Et cet été qui n'est pas advenu, rien ne me dit qu'il ne se défaussera pas de la même manière un peu cavalière l'été prochain. Je préfère ignorer ce qu'en pensent les Cassandres Anonymes du GIEC, qui ne se réjouissent pas vraiment du fait que leurs pires prévisions se réalisent beaucoup plus tôt qu'ils l'avaient eux-mêmes prédit.
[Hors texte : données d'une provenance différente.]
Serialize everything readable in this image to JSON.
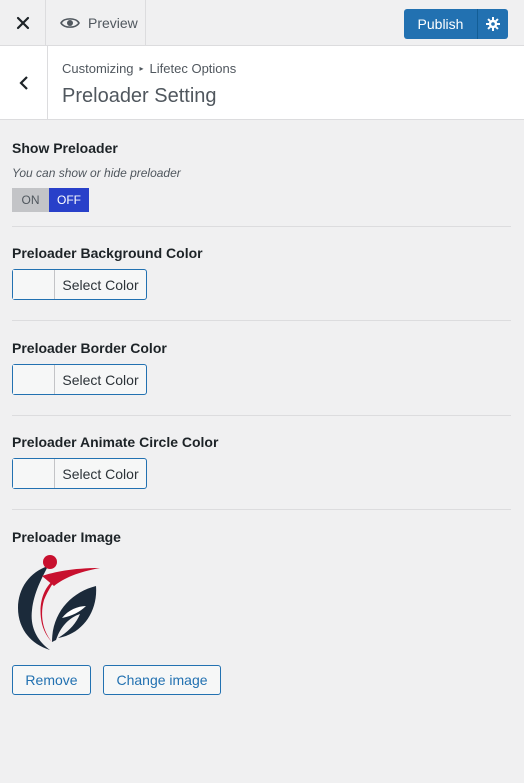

Sans parler de mon père, qui se prend désormais pour le Edgar Morin de Rumilly-les-Plouques, et qui prévoit, après avoir lu le Nouvel Obs "au sujet des perspectives climatiques et de leurs incidences pour les bipèdes dominants, pratiquement plus aucune chance d'échapper à la cata, en raison de l'incapacité de nos institutions (planétaires) à se réformer pour être en état d'y faire face (...) Je garde une infime lueur d'espoir (...) une chance de s'en sortir, pour le bipède, est que l'influence des femmes finisse par l'emporter.
Mais comme Raymond Devos, "j'ai des doutes."
Il me reste l'été de l'infini, que je n'ai pas entamé. Quand je l'ai acheté, je lui ai fait croire que j'allais l'emmener à la plage, mais on n'y a pas encore mis les pieds. |
Que mon été ait été annulé, c'est pas pire : je ne peux plus m'exposer au soleil, il a fait moche, mais je viens de guérir d'une grave maladie et j'ai obtenu début juin un CDI à mi-temps, faut pas être trop gourmand non plus. Mais les gens qui venaient de passer une année 2020/202 anémiée par le Covid, ses confinements, ses couvre-feux et son pass sanitaire ? Tous ceux qui ont attrapé la pauvreté et qui vont sombrer dès que l'Etat cessera de les perfuser de ses aides ? Les jeunes qui ont eu 20 ans pendant la réclusion, les vieux qui sont restés claquemurés dans les EHPAD sans revoir les leurs ? Tous les gens qui ont passé des vacances en Réalité Réelle Ratée, comment vont-ils réagir ?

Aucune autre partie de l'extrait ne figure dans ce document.